2. In welchen Regionen bzw. an welchen Orten in Friedrichshain-Kreuzberg sieht das Bezirksamt Handlungsbedarfe in der Versorgung von Drogenabhängigen mit Konsumräumen oder auch mobilen Angeboten?

Überall dort, wo Menschen im (halb-)öffentlichen Raum Drogen injizieren und es dadurch zu Risikosituationen (z. B. Überdosierungen) kommen kann. Das zeigen auch die weiterhin steigenden Zahlen der Todesfälle im Zusammenhang mit Drogenkonsum. Auf der anderen Seite bergen die nicht fach-gerecht entsorgten Konsumrückstände im (halb-)öffentlichen Raum (Grünanlagen, Spielplätze, Hauseingänge, Parkhäuser) Verletzungsrisiken und in schlimmsten Fall sogar Infektionsrisiken durch HIV oder Hepatitiden. In unserem Bezirk konzentriert sich der Großteil des intravenösen Konsums im öffentlichen Raum auf den Ortsteil Kreuzberg.

3. Ist das Bezirksamt der Auffassung, dass eine bedarfsdeckende und insbesondere szenenahe Versorgung mit Drogenkonsumräumen in Friedrichshain-Kreuzberg gegeben ist?

Szenenah ja, bedarfsdeckend nein. Die bestehenden Kontaktstellen mit Drogenkonsumraum in der Reichenberger Str. 131 (SKA) und Reichenberger Str. 176 (Kontaktstelle Kotti) werden von der Ziel-gruppe (psychosozial verelendete, langjährige Drogenabhängige mit einem in der Regel polytoxikomanen Konsummuster/ extremen psychischen Auffälligkeiten/ infektiösen Krankheitsmustern) sehr gut angenommen und sind nahezu vollständig ausgelastet. Ein Ausbau der Öffnungszeiten in die frühen Morgenstunden und Abend-/ Nachtstunden wäre aus Sicht des Bezirkes dringend notwendig. Der Bezirk sieht keine bedarfsdeckende Versorgung mit Drogenkonsumräumen. Eine Ausweitung dieser wäre mit der Hoffnung verbunden, dass der öffentliche Raum entlastet wird.

4. Ist das Bezirksamt der Auffassung, dass eine bedarfsdeckende und insbesondere szenenahe Ver-sorgung mit Beratungs- und Hilfsangeboten in Friedrichshain-Kreuzberg gegeben ist?

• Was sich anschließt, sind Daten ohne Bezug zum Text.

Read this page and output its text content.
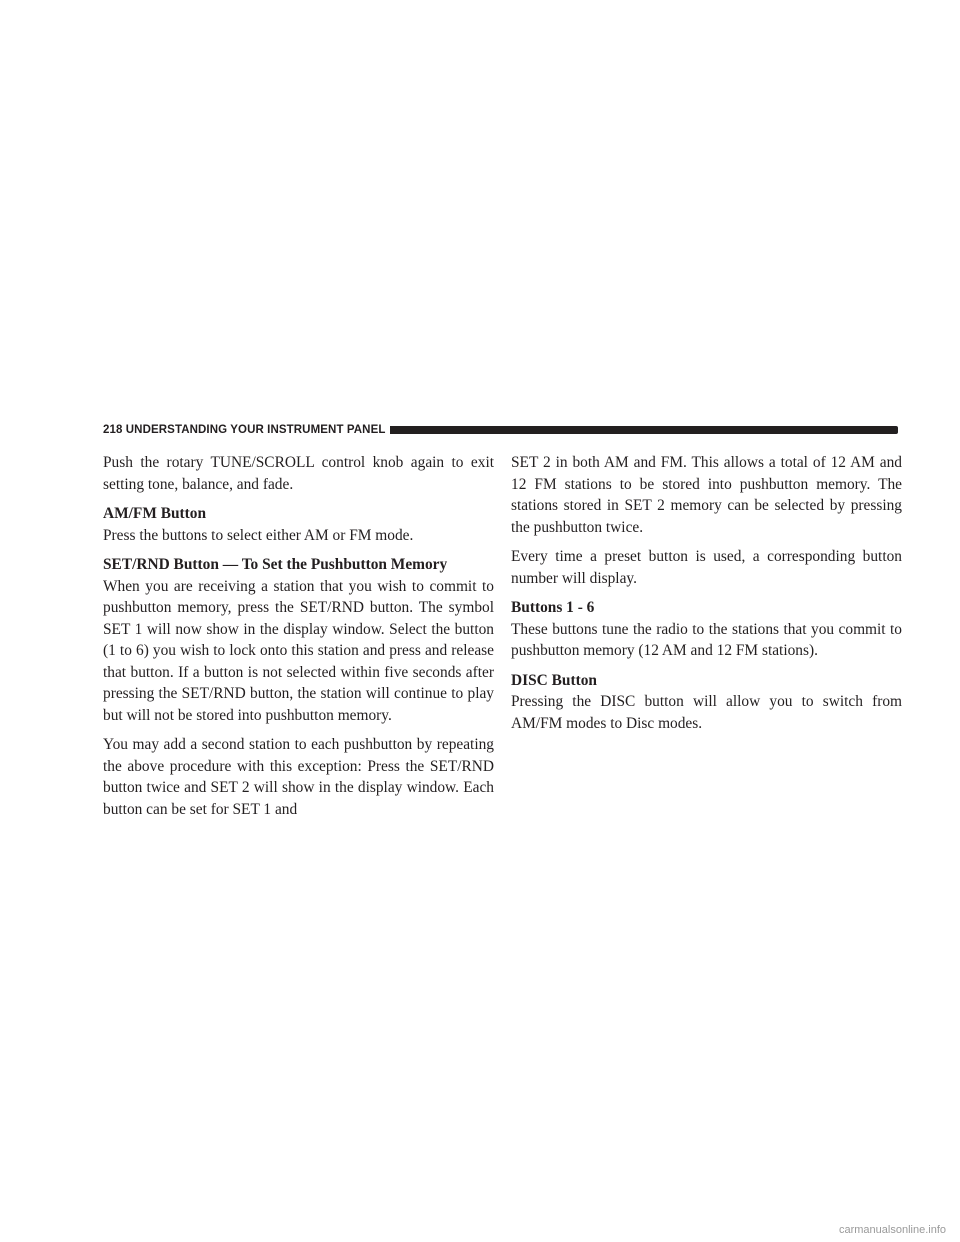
218 UNDERSTANDING YOUR INSTRUMENT PANEL

Push the rotary TUNE/SCROLL control knob again to exit setting tone, balance, and fade.

AM/FM Button

Press the buttons to select either AM or FM mode.

SET/RND Button — To Set the Pushbutton Memory

When you are receiving a station that you wish to commit to pushbutton memory, press the SET/RND button. The symbol SET 1 will now show in the display window. Select the button (1 to 6) you wish to lock onto this station and press and release that button. If a button is not selected within five seconds after pressing the SET/RND button, the station will continue to play but will not be stored into pushbutton memory.

You may add a second station to each pushbutton by repeating the above procedure with this exception: Press the SET/RND button twice and SET 2 will show in the display window. Each button can be set for SET 1 and

SET 2 in both AM and FM. This allows a total of 12 AM and 12 FM stations to be stored into pushbutton memory. The stations stored in SET 2 memory can be selected by pressing the pushbutton twice.

Every time a preset button is used, a corresponding button number will display.

Buttons 1 - 6

These buttons tune the radio to the stations that you commit to pushbutton memory (12 AM and 12 FM stations).

DISC Button

Pressing the DISC button will allow you to switch from AM/FM modes to Disc modes.

carmanualsonline.info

Der Bezirk verfügt über sehr gute und etablierte Beratungsangebote, z. B. die aus dem Psychiatrie-entwicklungsprogramm (PEP) finanzierten Alkohol- und Medikamentenberatungsstellen oder die über das Integrierte Gesundheits- und Pflegeprogramm (IGPP) finanzierte Drogen- und Suchtberatung. Letztere arbeitet auch aufsuchend in den Kontaktstellen mit Drogenkonsumraum. Auch weiterführen-de Hilfsangebote (z. B. Entgiftung, Therapie, Eingliederungshilfe für Menschen mit einer seelischen Behinderung) stehen in unserem Bezirk zur Verfügung. Leider ist die Inanspruchnahme teilweise an Voraussetzungen geknüpft, die nicht alle Menschen erfüllen können (z. B. fehlender Leistungsanspruch, keine Krankenversicherung). Ebenso gibt es Menschen, die aus verschiedenen Gründen die bestehenden Angebote/Einrichtungen nicht nutzen wollen. Um auf die bestehenden Angebote hinzu-weisen, ist die sogenannte „Umfeldarbeit“ im Umfeld der Drogenkonsumräume konzeptionell verankert. In Kreuzberg ist das Team der SKA 1x wöchentlich 3-4 Stunden unterwegs. Das hält das Bezirksamt für nicht ausreichend und befürwortet einen Ausbau der Umfeldarbeit auf mindestens 3 Einsätze pro Woche. Ebenso sehen wir die Notwendigkeit der Umfeldarbeit im Bereich der Kontaktstelle Kotti.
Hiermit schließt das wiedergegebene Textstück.